I do not understand how std.string.removechars could pass the unittest. It does not work for me and its implementation looks buggy, imho.
foreach (size_t i, dchar c; s)
{
if (inPattern(c, pattern)) continue; <-- here we must check change flag
if (!changed)
{ changed = true;
r = s[0 .. i].dup; <----- Why 0? what if we skipped 1st char?

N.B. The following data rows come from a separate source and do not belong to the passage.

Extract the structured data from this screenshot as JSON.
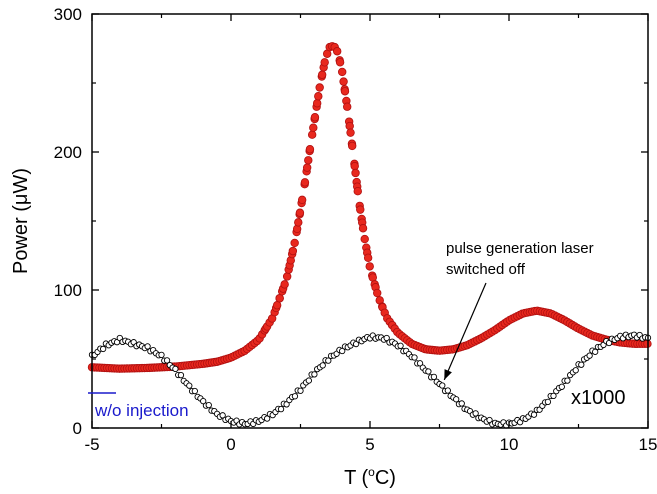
{
  "chart_data": {
    "type": "scatter",
    "xlabel": "T (°C)",
    "xlabel_parts": {
      "pre": "T (",
      "sup": "o",
      "post": "C)"
    },
    "ylabel": "Power (μW)",
    "ylabel_parts": {
      "pre": "Power (",
      "mu": "μ",
      "post": "W)"
    },
    "xlim": [
      -5,
      15
    ],
    "ylim": [
      0,
      300
    ],
    "xticks": [
      -5,
      0,
      5,
      10,
      15
    ],
    "yticks": [
      0,
      100,
      200,
      300
    ],
    "xtick_labels": [
      "-5",
      "0",
      "5",
      "10",
      "15"
    ],
    "ytick_labels": [
      "0",
      "100",
      "200",
      "300"
    ],
    "grid": false,
    "colors": {
      "injection": "#e8281e",
      "free_running": "#000000",
      "legend_line": "#1a1acc"
    },
    "series": [
      {
        "id": "with_injection",
        "marker": "filled-circle",
        "description_points": [
          [
            -5,
            44
          ],
          [
            -4,
            43
          ],
          [
            -3,
            43.5
          ],
          [
            -2,
            44.5
          ],
          [
            -1,
            46.5
          ],
          [
            -0.5,
            48
          ],
          [
            0,
            51
          ],
          [
            0.5,
            56
          ],
          [
            1,
            64
          ],
          [
            1.5,
            80
          ],
          [
            2,
            108
          ],
          [
            2.3,
            135
          ],
          [
            2.6,
            170
          ],
          [
            2.9,
            210
          ],
          [
            3.2,
            248
          ],
          [
            3.4,
            268
          ],
          [
            3.55,
            276
          ],
          [
            3.7,
            277
          ],
          [
            3.85,
            272
          ],
          [
            4.0,
            258
          ],
          [
            4.2,
            230
          ],
          [
            4.4,
            198
          ],
          [
            4.6,
            165
          ],
          [
            4.8,
            138
          ],
          [
            5.0,
            116
          ],
          [
            5.3,
            95
          ],
          [
            5.6,
            80
          ],
          [
            6.0,
            69
          ],
          [
            6.5,
            61
          ],
          [
            7,
            57
          ],
          [
            7.5,
            56
          ],
          [
            8,
            57
          ],
          [
            8.5,
            60
          ],
          [
            9,
            65
          ],
          [
            9.5,
            71
          ],
          [
            10,
            78
          ],
          [
            10.5,
            83
          ],
          [
            11,
            85
          ],
          [
            11.5,
            83
          ],
          [
            12,
            78
          ],
          [
            12.5,
            72
          ],
          [
            13,
            67
          ],
          [
            13.5,
            64
          ],
          [
            14,
            62
          ],
          [
            14.5,
            61
          ],
          [
            15,
            61
          ]
        ]
      },
      {
        "id": "without_injection",
        "marker": "open-circle",
        "description_points": [
          [
            -5,
            52
          ],
          [
            -4.5,
            60
          ],
          [
            -4,
            64
          ],
          [
            -3.5,
            61
          ],
          [
            -3,
            58
          ],
          [
            -2.5,
            52
          ],
          [
            -2,
            42
          ],
          [
            -1.5,
            30
          ],
          [
            -1,
            19
          ],
          [
            -0.5,
            10
          ],
          [
            0,
            5
          ],
          [
            0.5,
            3
          ],
          [
            1,
            5
          ],
          [
            1.5,
            10
          ],
          [
            2,
            18
          ],
          [
            2.5,
            28
          ],
          [
            3,
            40
          ],
          [
            3.5,
            50
          ],
          [
            4,
            57
          ],
          [
            4.5,
            62
          ],
          [
            5,
            66
          ],
          [
            5.5,
            65
          ],
          [
            6,
            60
          ],
          [
            6.5,
            52
          ],
          [
            7,
            42
          ],
          [
            7.5,
            32
          ],
          [
            8,
            22
          ],
          [
            8.5,
            13
          ],
          [
            9,
            7
          ],
          [
            9.5,
            3
          ],
          [
            10,
            3
          ],
          [
            10.5,
            6
          ],
          [
            11,
            12
          ],
          [
            11.5,
            22
          ],
          [
            12,
            33
          ],
          [
            12.5,
            45
          ],
          [
            13,
            55
          ],
          [
            13.5,
            62
          ],
          [
            14,
            66
          ],
          [
            14.5,
            67
          ],
          [
            15,
            65
          ]
        ]
      }
    ],
    "annotations": {
      "arrow_label_line1": "pulse generation laser",
      "arrow_label_line2": "switched off",
      "arrow_target": [
        7.6,
        32
      ],
      "scale_label": "x1000",
      "legend_label": "w/o injection"
    }
  }
}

The problem could be fixed by replacing [0..i] with [i..i], but then the original idea to optimize some cases does not work at all. Speculating what the author had in mind writing this code, I would rewrite it this way (passes the unittest btw):
foreach (size_t i, dchar c; s)
{
if (inPattern(c, pattern)) {
if (!changed)
{ changed = true;
r = s[0 .. i].dup;
}
continue;
}
if (changed)
{
std.utf.encode(r, c);
}
Comment #1 by curoles — 2010-02-09T18:50:30Z
Just in case, the correct version of the function might look like:
string removechars(string s, in string pattern)
{
char[] r;
bool changed = false;
foreach (size_t i, dchar c; s)
{
if (inPattern(c, pattern)){
if (!changed)
{ changed = true;
r = s[0 .. i].dup;
}
continue;
}
if (changed)
{
std.utf.encode(r, c);
}
}
return (changed? r.idup : s);
}
Comment #2 by andrei — 2010-02-10T22:35:01Z
I think the best way to prove the problems with the current version and the fixes made by the proposed versions is by writing a few unittests.
Comment #3 by curoles — 2010-02-10T23:27:13Z
>test3.exe
core.exception.AssertError@(22): Assertion failure
16 string r;
17
18 r = MYremovechars("hah", "h");
19 assert(r == "a");
20
21 r = removechars("hah", "h");
22 assert(r == "a");
I hope it proves my point.
The problem with existing unittest for removechars is that
in ALL cases characters to be removed go back-to-back (this is
why removechars passes existing unittest).